Dielectric, reflection loss and physicochemical studies of Cr doped Ba–Sr based W type hexagonal ferrites for microwave absorption applications

Abstract

The utilization of hexagonal structures in nano ferrites has been employed for absorption because of their dielectric, attenuation characteristics, and reflection losses. Electromagnetic pollution is one of the significant issues in cleaning the environment. Electronic devices produce pollution and are hazardous to human health. Therefore, ferrite materials have been used for absorption purposes. In this study, the impact of chromium substitution on the structural and dielectric specifications of the Barium-strontium-based W-type hexagonal ferrites has been investigated and used for microwave absorption application. The sol-gel auto-ignition process prepared w-type hexagonal ferrites with Ba0.5Sr0.5Mg2CrxFe16-xO27 (x = 0.0, 0.1, 0.2, 0.3, and 0.4). According to XRD examination, the formation of single-phase W-type hexagonal ferrites was proven. The synthesized composition is confirmed to be nanocrystalline because the calculated crystallite size value is in the nanometer range. FTIR analysis confirmed the structure of W-type hexagonal ferrite. Raman spectroscopic study examined the vibrational and rotational modes of molecules. Survey spectra of XPS, which include Ba, Sr, Mg, Fe, Cr, and O, confirmed the presence of all constituent elements.
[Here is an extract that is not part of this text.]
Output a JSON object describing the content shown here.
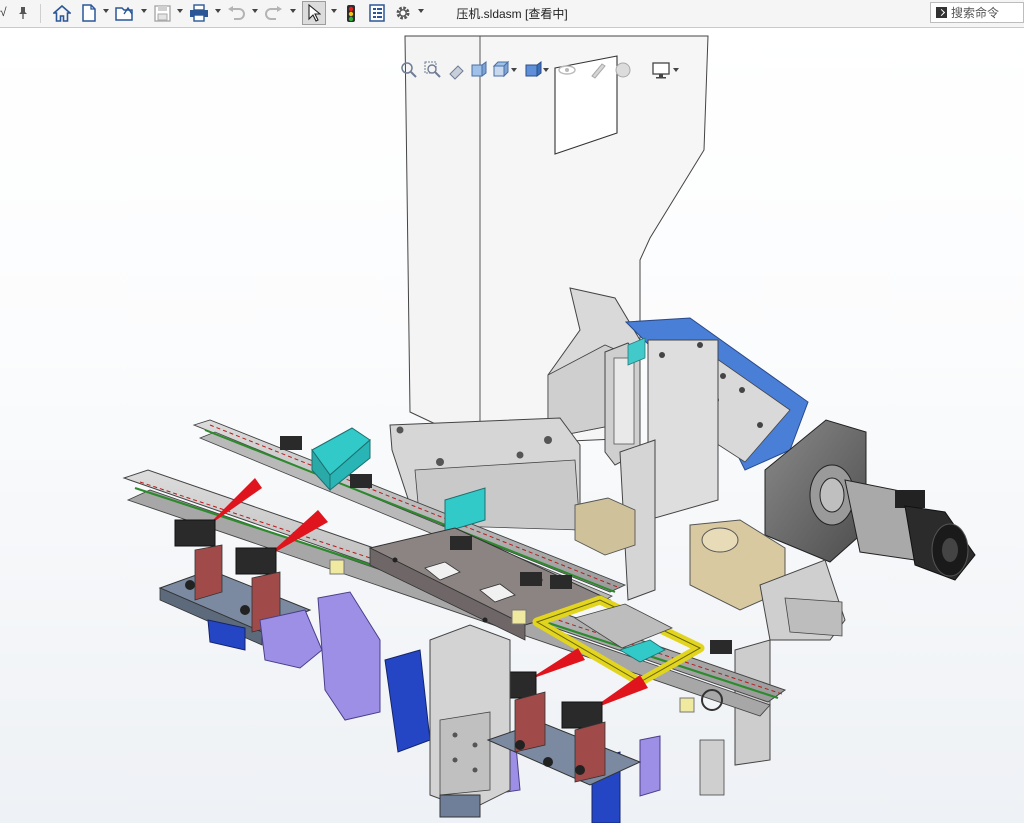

SEM analysis confirmed that the sample contains grains with a hexagonal platelet shape. The results showed that increasing chromium concentration reduced the dielectric permittivity, tan loss, and ac conductivity. At x = 0.4, the reflection loss value is very low. The recorded value is −79.62 dB, corresponding to a frequency of 5.92 GHz, with a thickness of 1.75 mm. Because of this, W-type hexagonal ferrites are suitable for a wide range of electronic applications, including microwave absorbers, high-density recording media, and multilayer chip inductors. These applications have made it possible to functionalize these materials in order to enhance device performance and lower the size, weight, and cost of devices while also fostering the development of new technologies that have significantly improved the quality of our daily lives.